Future Work In this work, we mainly focus on a virtual solo performer. The current MST-based algorithm is hard to reflect multiple performers’ motions into representative haptic feedback. Therefore, for future work, it is in our interest to find out an effective method to exert meaningful haptic feedback from multiple performers. Potential solutions would be tracking user’s attentions (e.g., eye-tracking and head-tracking) to efficiently reflect the overall haptic experience.

We foresee that the MST algorithm’s flexibility lends itself to the expansion of other types of promising performance platforms such as augmented (AR) and mixed reality (MR). For instance, AR/MR can enhance the live concert experience by adding digital overlays to the real-world environment. It is possible to correlate our tactile translation with the digital contents overlaid live performance. Overall, the use of tactile feedback in live concerts opens up a new opportunity to support engagement and creativity and enhance the cultural experience for both performers and fans.

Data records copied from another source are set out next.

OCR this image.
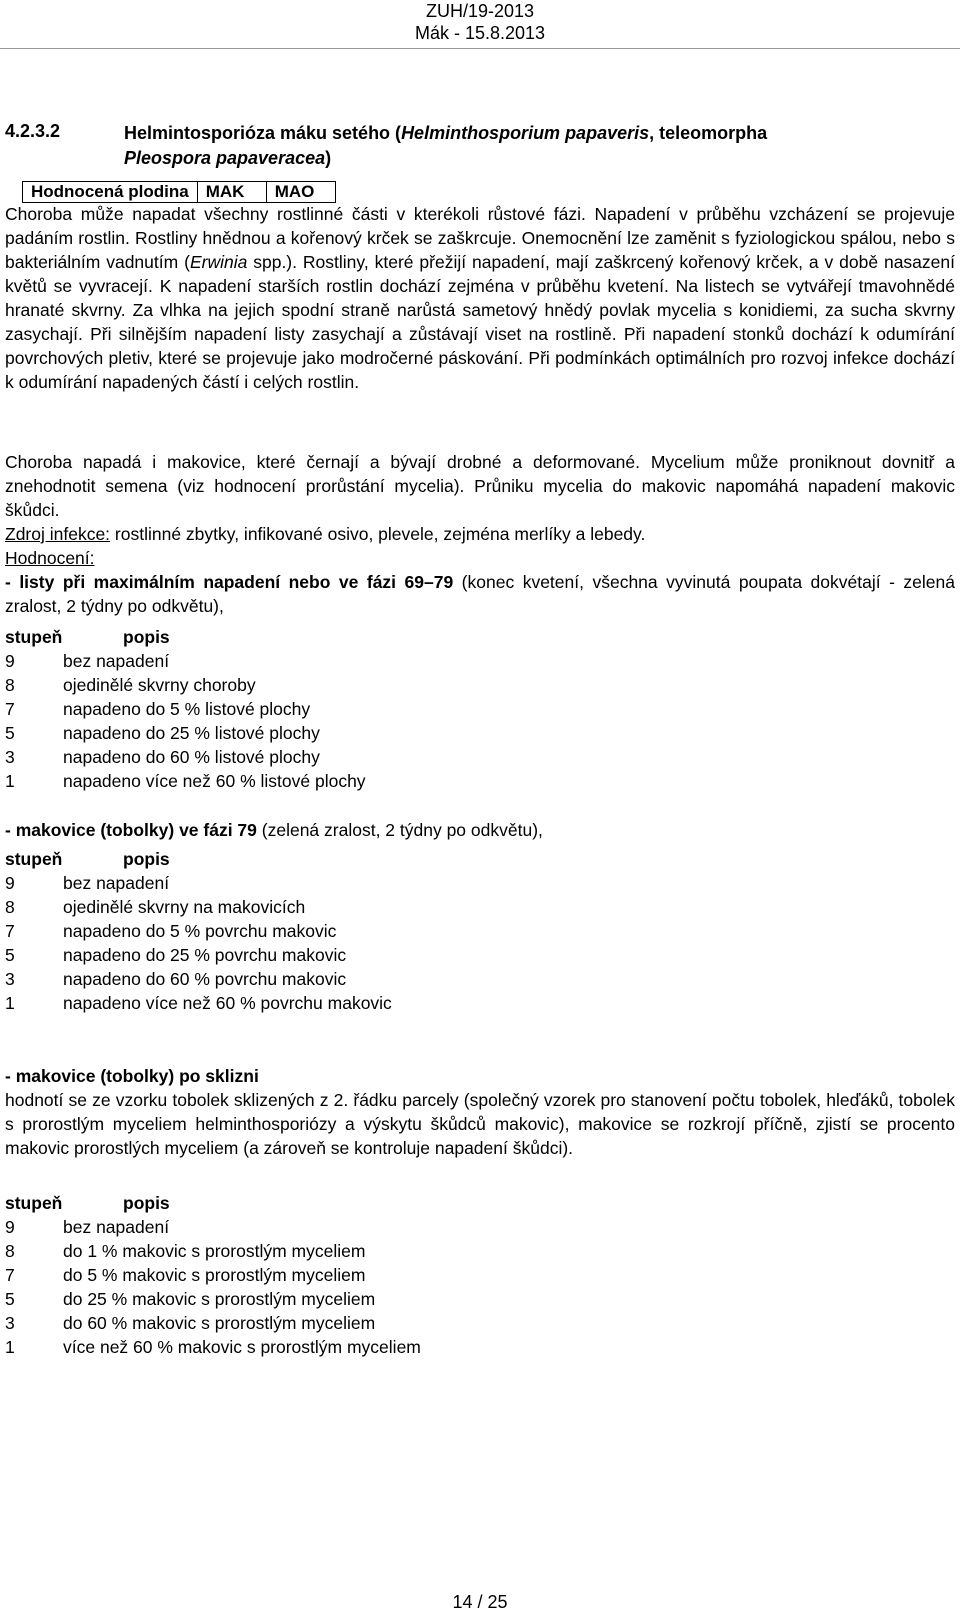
ZUH/19-2013
Mák - 15.8.2013
4.2.3.2	Helmintosporióza máku setého (Helminthosporium papaveris, teleomorpha
Pleospora papaveracea)
Hodnocená plodina	MAK	MAO
Choroba může napadat všechny rostlinné části v kterékoli růstové fázi. Napadení v průběhu vzcházení se projevuje padáním rostlin. Rostliny hnědnou a kořenový krček se zaškrcuje. Onemocnění lze zaměnit s fyziologickou spálou, nebo s bakteriálním vadnutím (Erwinia spp.). Rostliny, které přežijí napadení, mají zaškrcený kořenový krček, a v době nasazení květů se vyvracejí. K napadení starších rostlin dochází zejména v průběhu kvetení. Na listech se vytvářejí tmavohnědé hranaté skvrny. Za vlhka na jejich spodní straně narůstá sametový hnědý povlak mycelia s konidiemi, za sucha skvrny zasychají. Při silnějším napadení listy zasychají a zůstávají viset na rostlině. Při napadení stonků dochází k odumírání povrchových pletiv, které se projevuje jako modročerné páskování. Při podmínkách optimálních pro rozvoj infekce dochází k odumírání napadených částí i celých rostlin.
Choroba napadá i makovice, které černají a bývají drobné a deformované. Mycelium může proniknout dovnitř a znehodnotit semena (viz hodnocení prorůstání mycelia). Průniku mycelia do makovic napomáhá napadení makovic škůdci.
Zdroj infekce: rostlinné zbytky, infikované osivo, plevele, zejména merlíky a lebedy.
Hodnocení:
- listy při maximálním napadení nebo ve fázi 69–79 (konec kvetení, všechna vyvinutá poupata dokvétají - zelená zralost, 2 týdny po odkvětu),
stupeň	popis
9	bez napadení
8	ojedinělé skvrny choroby
7	napadeno do 5 % listové plochy
5	napadeno do 25 % listové plochy
3	napadeno do 60 % listové plochy
1	napadeno více než 60 % listové plochy
- makovice (tobolky) ve fázi 79 (zelená zralost, 2 týdny po odkvětu),
stupeň	popis
9	bez napadení
8	ojedinělé skvrny na makovicích
7	napadeno do 5 % povrchu makovic
5	napadeno do 25 % povrchu makovic
3	napadeno do 60 % povrchu makovic
1	napadeno více než 60 % povrchu makovic
- makovice (tobolky) po sklizni
hodnotí se ze vzorku tobolek sklizených z 2. řádku parcely (společný vzorek pro stanovení počtu tobolek, hleďáků, tobolek s prorostlým myceliem helminthosporiózy a výskytu škůdců makovic), makovice se rozkrojí příčně, zjistí se procento makovic prorostlých myceliem (a zároveň se kontroluje napadení škůdci).
stupeň	popis
9	bez napadení
8	do 1 % makovic s prorostlým myceliem
7	do 5 % makovic s prorostlým myceliem
5	do 25 % makovic s prorostlým myceliem
3	do 60 % makovic s prorostlým myceliem
1	více než 60 % makovic s prorostlým myceliem
14 / 25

We present a novel media-to-tactile translation method based on an MST-based framework. This translates the performer’s choreographic as well as communicative motions into meaningful vibrotactile feedback. We also customize an upper-body wearable haptic interface to provide full 3D haptic feedback to reflect the performer’s various motions with appropriate haptic feedback. Through user studies, we confirm the proposed algorithm’s performance over the conventional approach in terms of subjective ratings and user preference. Our work will enable an immersive VR performance experience by proposing a novel motion-to-tactile framework reflecting contextual information about the performance.